Jeff Zrebiec of The Athletic noted that this problem played out in real-time on Sunday against the Lions.

He wrote:

The Lions had no answers for the Ravens’ third-down blitzes in the first half Sunday, but their offensive fortunes changed when they went to a quick game and started getting their backs and receivers the ball and taking advantage of Baltimore’s tackling issues.

Harbaugh Vows to Improve Tackling

When asked about the missed tackles on Monday, Harbaugh agreed that it was a concern, but acknowledged the Ravens’ limitations in addressing it so far this season.

“You’ve got to put the pads on as much as possible,” he said, adding that injuries and travel timing have prevented the Ravens from practicing in full equipment this season.

After all, the only way to get better at tackling is to, well, tackle. But with more than a dozen players on injured reserve, the Ravens cannot risk any additional injuries, so fully padded, full-contact tackling is out of the question. Instead, the team has to work with drills and equipment that prevent player-to-player contact, such as tackling donuts that have become commonplace in recent years.

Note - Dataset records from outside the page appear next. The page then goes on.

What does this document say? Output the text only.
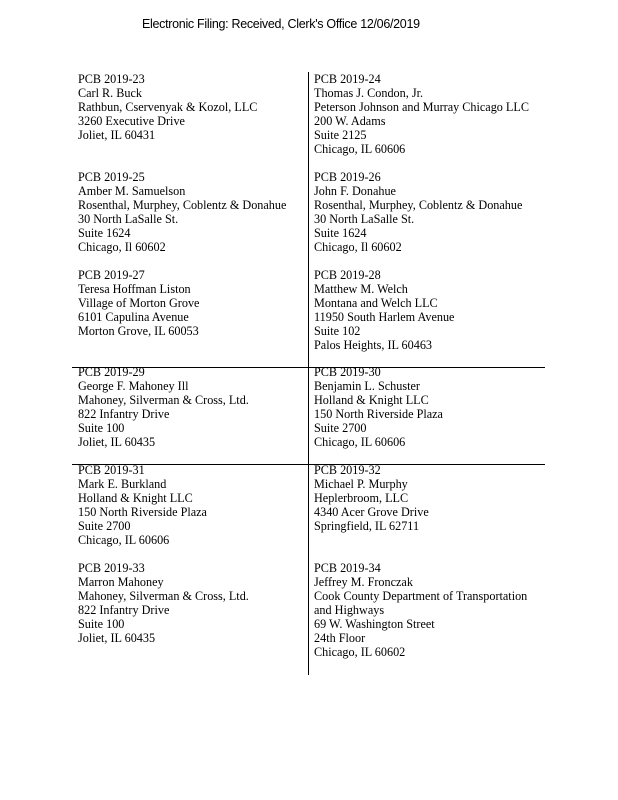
Electronic Filing: Received, Clerk's Office 12/06/2019
PCB 2019-23
Carl R. Buck
Rathbun, Cservenyak & Kozol, LLC
3260 Executive Drive
Joliet, IL 60431
PCB 2019-24
Thomas J. Condon, Jr.
Peterson Johnson and Murray Chicago LLC
200 W. Adams
Suite 2125
Chicago, IL 60606
PCB 2019-25
Amber M. Samuelson
Rosenthal, Murphey, Coblentz & Donahue
30 North LaSalle St.
Suite 1624
Chicago, Il 60602
PCB 2019-26
John F. Donahue
Rosenthal, Murphey, Coblentz & Donahue
30 North LaSalle St.
Suite 1624
Chicago, Il 60602
PCB 2019-27
Teresa Hoffman Liston
Village of Morton Grove
6101 Capulina Avenue
Morton Grove, IL 60053
PCB 2019-28
Matthew M. Welch
Montana and Welch LLC
11950 South Harlem Avenue
Suite 102
Palos Heights, IL 60463
PCB 2019-29
George F. Mahoney Ill
Mahoney, Silverman & Cross, Ltd.
822 Infantry Drive
Suite 100
Joliet, IL 60435
PCB 2019-30
Benjamin L. Schuster
Holland & Knight LLC
150 North Riverside Plaza
Suite 2700
Chicago, IL 60606
PCB 2019-31
Mark E. Burkland
Holland & Knight LLC
150 North Riverside Plaza
Suite 2700
Chicago, IL 60606
PCB 2019-32
Michael P. Murphy
Heplerbroom, LLC
4340 Acer Grove Drive
Springfield, IL 62711
PCB 2019-33
Marron Mahoney
Mahoney, Silverman & Cross, Ltd.
822 Infantry Drive
Suite 100
Joliet, IL 60435
PCB 2019-34
Jeffrey M. Fronczak
Cook County Department of Transportation
and Highways
69 W. Washington Street
24th Floor
Chicago, IL 60602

“All the drills are fine,” said Harbaugh, “Roll those donuts out there all you want, but that’s not going to make anybody a great tackler. We can all go tackle a donut.”

Despite all the talk about missed tackles, the Ravens’ defense still put in a solid performance against the Lions, holding them to 17 points, 285 total yards and just 4.8 yards per play. The Lions are by no means a top-tier NFL offense, but it’s an encouraging result after giving up more than 30 points in back-to-back games to start the season.

Still, Harbaugh knows that missed tackles can make all the difference in close games, and all three of the Ravens’ 2021 contests have been determined by one possession. If the team truly has Super Bowl aspirations this season, they’ll need to improve their ability to take down opposing ball carriers.

“We’ve just gotta get a lot better at it and we’re all very determined to get it done,” Harbaugh concluded.